An entrepreneur, who has owned flower shops, restaurants and even an ice cream store, Cipollina bought the property "on an impulse" more than two decades ago.

"One day I just took a day off and I went out [to Shenandoah County] and I saw two buildings for sale," he said. "I just loved that building. I had no plans whatsoever. It was just an impulse. As time went on, I found out it was going to be a very difficult undertaking to get my discharge permit."

In the interim, the former restaurant and inn was rented out various times, to antiques dealers, to a Civil War shop, to a church.

The building, which has "rubble-style" architecture with stones jutting out and a step parapet roof has a colorful past. Cippolina's Web page details some of its history. The original owners ran a tearoom and hotel there, the Web page says.

During Prohibition, things got interesting at the site, with it becoming a speakeasy and a bordello. When Cipollina first bought the place, it still had 8-by-8-foot rooms upstairs.

One day while at the former inn 20 years ago, an elderly man asked Cipollina if he could see the upstairs. He confided that it was there that he had lost his virginity.

Later, Raymond and Dorothy Satchel owned the building, running the restaurant Dorothy's Inn from the early 1940s to late 1960s, according to the Web site. Leonard Bernstein operated The Narrow Passage Inn there for several years.

Woodstock resident Helen Cooley, 90, recalled working for the Satchels in the 1940s.

"It was a summer resort," she said. "It was quite a good business in those days because there wasn't much going on in those days. It was nice. She had lace tablecloths on the tables and we had nice dinners. You could get a nice shrimp dinner for $3. [Mrs. Satchel] was a wonderful cook. Fried chicken was really our special, and that was 99 cents with shoestring potatoes and cole slaw. You'd be surprised how far people would come for that. It was a bargain.

"We had the most delicious rolls. I have that recipe. It was fun working there. We had quite a menu. We had wedding celebrations there, a little bit of everything went on there. It was a respectable place to be."

Chickens would arrive on ice in barrels, Cooley said. She walked across a swinging bridge to arrive at work.

Times were tough then, she said.

"I got a dollar a day," Cooley said. "I went in at 10 in the morning and out when the inn was closed at 9 o'clock. I lived right across the river at the dairy."

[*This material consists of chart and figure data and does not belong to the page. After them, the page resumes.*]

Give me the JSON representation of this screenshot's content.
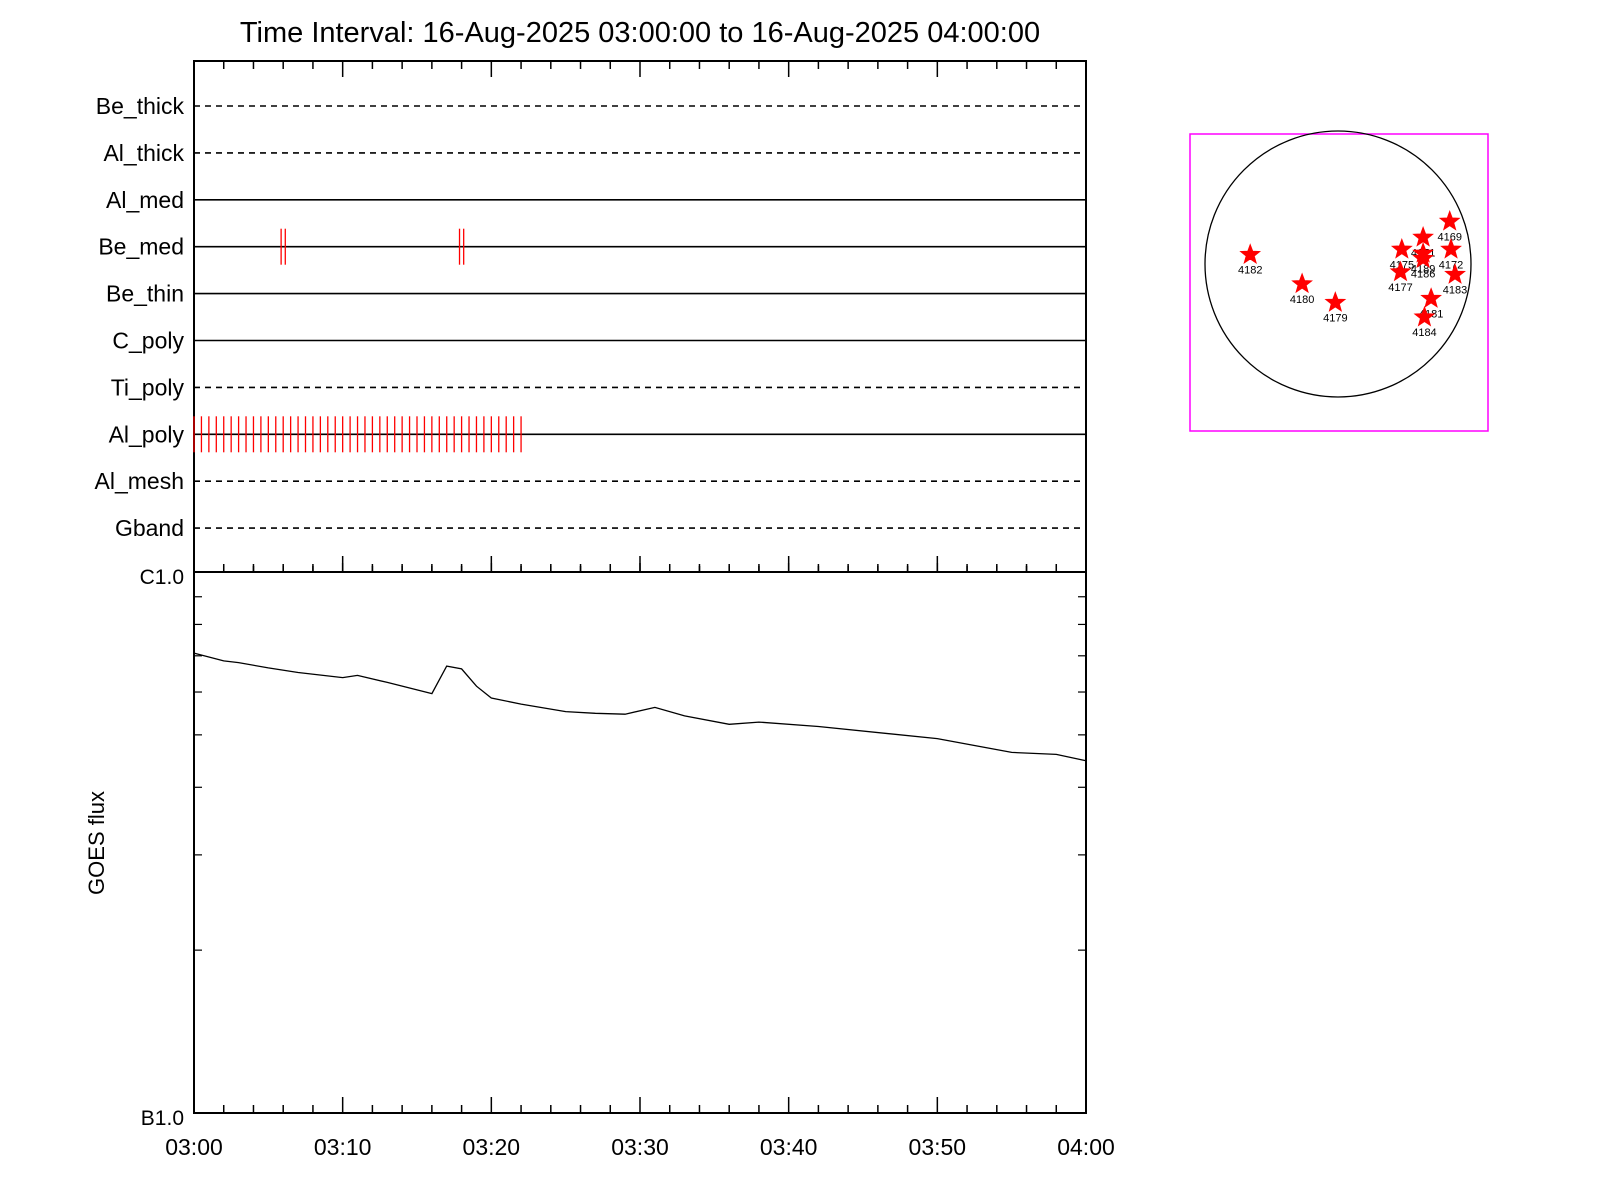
{
  "title": "Time Interval: 16-Aug-2025 03:00:00 to 16-Aug-2025 04:00:00",
  "colors": {
    "axis": "#000000",
    "event_marks": "#ff0000",
    "sun_box": "#ff00ff",
    "stars": "#ff0000"
  },
  "chart_data": [
    {
      "type": "line",
      "name": "filter-panel",
      "x_range": [
        "03:00",
        "04:00"
      ],
      "rows": [
        {
          "label": "Be_thick",
          "style": "dashed",
          "marks": []
        },
        {
          "label": "Al_thick",
          "style": "dashed",
          "marks": []
        },
        {
          "label": "Al_med",
          "style": "solid",
          "marks": []
        },
        {
          "label": "Be_med",
          "style": "solid",
          "marks": [
            "03:06",
            "03:06",
            "03:18",
            "03:18"
          ]
        },
        {
          "label": "Be_thin",
          "style": "solid",
          "marks": []
        },
        {
          "label": "C_poly",
          "style": "solid",
          "marks": []
        },
        {
          "label": "Ti_poly",
          "style": "dashed",
          "marks": []
        },
        {
          "label": "Al_poly",
          "style": "solid",
          "marks_range": {
            "from": "03:00",
            "to": "03:22",
            "count": 45
          }
        },
        {
          "label": "Al_mesh",
          "style": "dashed",
          "marks": []
        },
        {
          "label": "Gband",
          "style": "dashed",
          "marks": []
        }
      ]
    },
    {
      "type": "line",
      "name": "goes-flux",
      "ylabel": "GOES flux",
      "yscale": "log",
      "ylim": [
        "B1.0",
        "C1.0"
      ],
      "yticks": [
        "C1.0",
        "B1.0"
      ],
      "xticks": [
        "03:00",
        "03:10",
        "03:20",
        "03:30",
        "03:40",
        "03:50",
        "04:00"
      ],
      "x_minutes": [
        0,
        2,
        3,
        5,
        7,
        10,
        11,
        13,
        16,
        17,
        18,
        19,
        20,
        22,
        25,
        27,
        29,
        31,
        33,
        36,
        38,
        42,
        50,
        53,
        55,
        58,
        60
      ],
      "y_class_B": [
        7.08,
        6.85,
        6.8,
        6.65,
        6.52,
        6.38,
        6.44,
        6.25,
        5.96,
        6.7,
        6.62,
        6.15,
        5.85,
        5.7,
        5.52,
        5.48,
        5.46,
        5.62,
        5.42,
        5.23,
        5.28,
        5.18,
        4.92,
        4.75,
        4.64,
        4.6,
        4.48
      ]
    },
    {
      "type": "scatter",
      "name": "active-region-map",
      "points": [
        {
          "label": "4169",
          "x": 0.84,
          "y": 0.32
        },
        {
          "label": "4171",
          "x": 0.64,
          "y": 0.2
        },
        {
          "label": "4189",
          "x": 0.64,
          "y": 0.08
        },
        {
          "label": "4175",
          "x": 0.48,
          "y": 0.11
        },
        {
          "label": "4172",
          "x": 0.85,
          "y": 0.11
        },
        {
          "label": "4186",
          "x": 0.64,
          "y": 0.04
        },
        {
          "label": "4177",
          "x": 0.47,
          "y": -0.06
        },
        {
          "label": "4183",
          "x": 0.88,
          "y": -0.08
        },
        {
          "label": "4181",
          "x": 0.7,
          "y": -0.26
        },
        {
          "label": "4184",
          "x": 0.65,
          "y": -0.4
        },
        {
          "label": "4182",
          "x": -0.66,
          "y": 0.07
        },
        {
          "label": "4180",
          "x": -0.27,
          "y": -0.15
        },
        {
          "label": "4179",
          "x": -0.02,
          "y": -0.29
        }
      ]
    }
  ]
}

After she'd worked there for eight years, she told Satchel she would no longer work for $1 a day. He raised her pay to $1.50.

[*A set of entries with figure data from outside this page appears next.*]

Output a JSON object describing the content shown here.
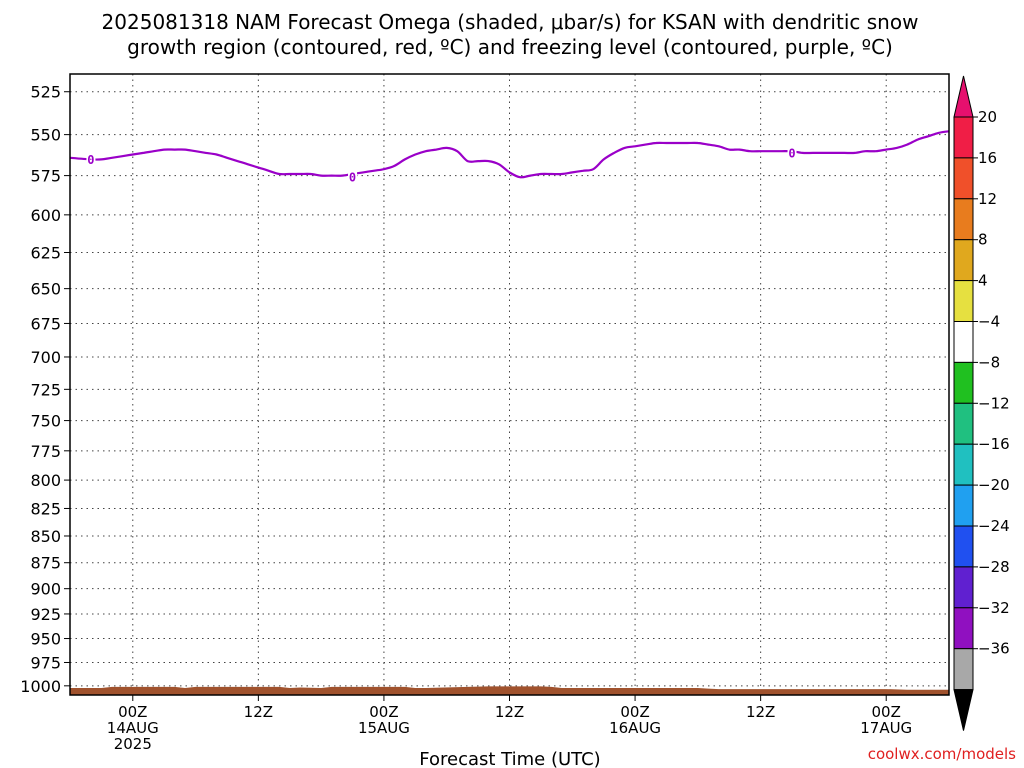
{
  "chart_data": {
    "type": "line",
    "title_lines": [
      "2025081318 NAM Forecast Omega (shaded, μbar/s) for KSAN with dendritic snow",
      "growth region (contoured, red, ºC) and freezing level (contoured, purple, ºC)"
    ],
    "xlabel": "Forecast Time (UTC)",
    "ylabel": "",
    "credit": "coolwx.com/models",
    "y_axis": {
      "scale": "pressure-log",
      "inverted": true,
      "range": [
        515,
        1010
      ],
      "ticks": [
        525,
        550,
        575,
        600,
        625,
        650,
        675,
        700,
        725,
        750,
        775,
        800,
        825,
        850,
        875,
        900,
        925,
        950,
        975,
        1000
      ]
    },
    "x_axis": {
      "units": "forecast hour",
      "range": [
        0,
        84
      ],
      "ticks": [
        {
          "hour": 6,
          "lines": [
            "00Z",
            "14AUG",
            "2025"
          ]
        },
        {
          "hour": 18,
          "lines": [
            "12Z"
          ]
        },
        {
          "hour": 30,
          "lines": [
            "00Z",
            "15AUG"
          ]
        },
        {
          "hour": 42,
          "lines": [
            "12Z"
          ]
        },
        {
          "hour": 54,
          "lines": [
            "00Z",
            "16AUG"
          ]
        },
        {
          "hour": 66,
          "lines": [
            "12Z"
          ]
        },
        {
          "hour": 78,
          "lines": [
            "00Z",
            "17AUG"
          ]
        }
      ]
    },
    "grid": true,
    "series": [
      {
        "name": "",
        "contour_value": "0",
        "color": "#9a00c8",
        "x": [
          0,
          2,
          3,
          4,
          6,
          7,
          8,
          9,
          10,
          11,
          12,
          13,
          14,
          15,
          16,
          17,
          18,
          19,
          20,
          21,
          22,
          23,
          24,
          25,
          26,
          27,
          28,
          29,
          30,
          31,
          32,
          33,
          34,
          35,
          36,
          37,
          38,
          39,
          40,
          41,
          42,
          43,
          44,
          45,
          46,
          47,
          48,
          49,
          50,
          51,
          52,
          53,
          54,
          55,
          56,
          57,
          58,
          59,
          60,
          61,
          62,
          63,
          64,
          65,
          66,
          67,
          68,
          69,
          70,
          71,
          72,
          73,
          74,
          75,
          76,
          77,
          78,
          79,
          80,
          81,
          82,
          83,
          84
        ],
        "y": [
          564,
          565,
          565,
          564,
          562,
          561,
          560,
          559,
          559,
          559,
          560,
          561,
          562,
          564,
          566,
          568,
          570,
          572,
          574,
          574,
          574,
          574,
          575,
          575,
          575,
          574,
          573,
          572,
          571,
          569,
          565,
          562,
          560,
          559,
          558,
          560,
          566,
          566,
          566,
          568,
          573,
          576,
          575,
          574,
          574,
          574,
          573,
          572,
          571,
          565,
          561,
          558,
          557,
          556,
          555,
          555,
          555,
          555,
          555,
          556,
          557,
          559,
          559,
          560,
          560,
          560,
          560,
          560,
          561,
          561,
          561,
          561,
          561,
          561,
          560,
          560,
          559,
          558,
          556,
          553,
          551,
          549,
          548
        ]
      }
    ],
    "contour_labels": [
      {
        "x": 2,
        "y": 565,
        "text": "0"
      },
      {
        "x": 27,
        "y": 576,
        "text": "0"
      },
      {
        "x": 69,
        "y": 561,
        "text": "0"
      }
    ],
    "surface": {
      "color": "#a0522d",
      "x": [
        0,
        3,
        4,
        10,
        11,
        12,
        20,
        21,
        22,
        24,
        25,
        26,
        32,
        33,
        34,
        38,
        40,
        45,
        46,
        47,
        60,
        61,
        62,
        78,
        80,
        83,
        84
      ],
      "y": [
        1002.4,
        1002.4,
        1001.2,
        1001.2,
        1002.4,
        1001.2,
        1001.2,
        1002.4,
        1001.8,
        1002.4,
        1001.2,
        1001.2,
        1001.2,
        1002.4,
        1002.4,
        1001.2,
        1000.6,
        1000.6,
        1001.2,
        1002.4,
        1002.4,
        1003.0,
        1003.6,
        1003.6,
        1004.2,
        1004.2,
        1004.2
      ]
    },
    "colorbar": {
      "labels": [
        "20",
        "16",
        "12",
        "8",
        "4",
        "−4",
        "−8",
        "−12",
        "−16",
        "−20",
        "−24",
        "−28",
        "−32",
        "−36"
      ],
      "colors": [
        "#f01e46",
        "#f0502a",
        "#e87c1e",
        "#e0a81e",
        "#e6e040",
        "#ffffff",
        "#20c020",
        "#20c080",
        "#20c0c0",
        "#20a0f0",
        "#2050f0",
        "#6020d0",
        "#9010c0",
        "#a8a8a8"
      ],
      "top_arrow_color": "#e6106e",
      "bottom_arrow_color": "#000000"
    }
  }
}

But, the building hasn't had a really viable use since health inspectors broke the terra cotta drain depositing sewage directly into the Shenandoah River which flows behind it.

Cipollina plans to meet with officials from the Virginia Department of Environmental Quality and the Virginia Department of Transportation, and expects the construction of the treatment plant to take several months.

He has plans to build a glassed-in cantilever on the back of the inn to serve as a dining room. The plan is for it to jut off the hillside 22 feet, but Cipollina might extend that to 30 feet. Patrons will have sweeping views of the river, mountain and a nearby farm.

"The views are just majestic there," Cipollina said.

The former dining room will be turned into a lounge and bar.

The upstairs will be office space he plans to lease out. A tiny stone cottage just up the road from the inn will also be leased out as office or retail space.

"I'm going to keep the structure as close to the original as possible," Cipollina said.

Cipollina said he is open to suggestions.

"I'm leaning right now towards a fine dining and American cuisine, but I'm not even 100 percent sure if I'm going to be the operator of the restaurant," he said. "I'm open to someone else's business plan. Ultimately, whatever I arrive at is going to be well thought out. I know the food business, and I'm familiar with the problems Shenandoah County has experienced in the last two years with the closures. I'm going to be very careful with what I'm going to put in.

"If somebody comes along and has a better idea and a lot more energy than me, or I see it working, I would be just as happy to be a landlord as I would an operator."

Cipollina has a Web site about the inn at www.myspace.com/narrowpassageinn.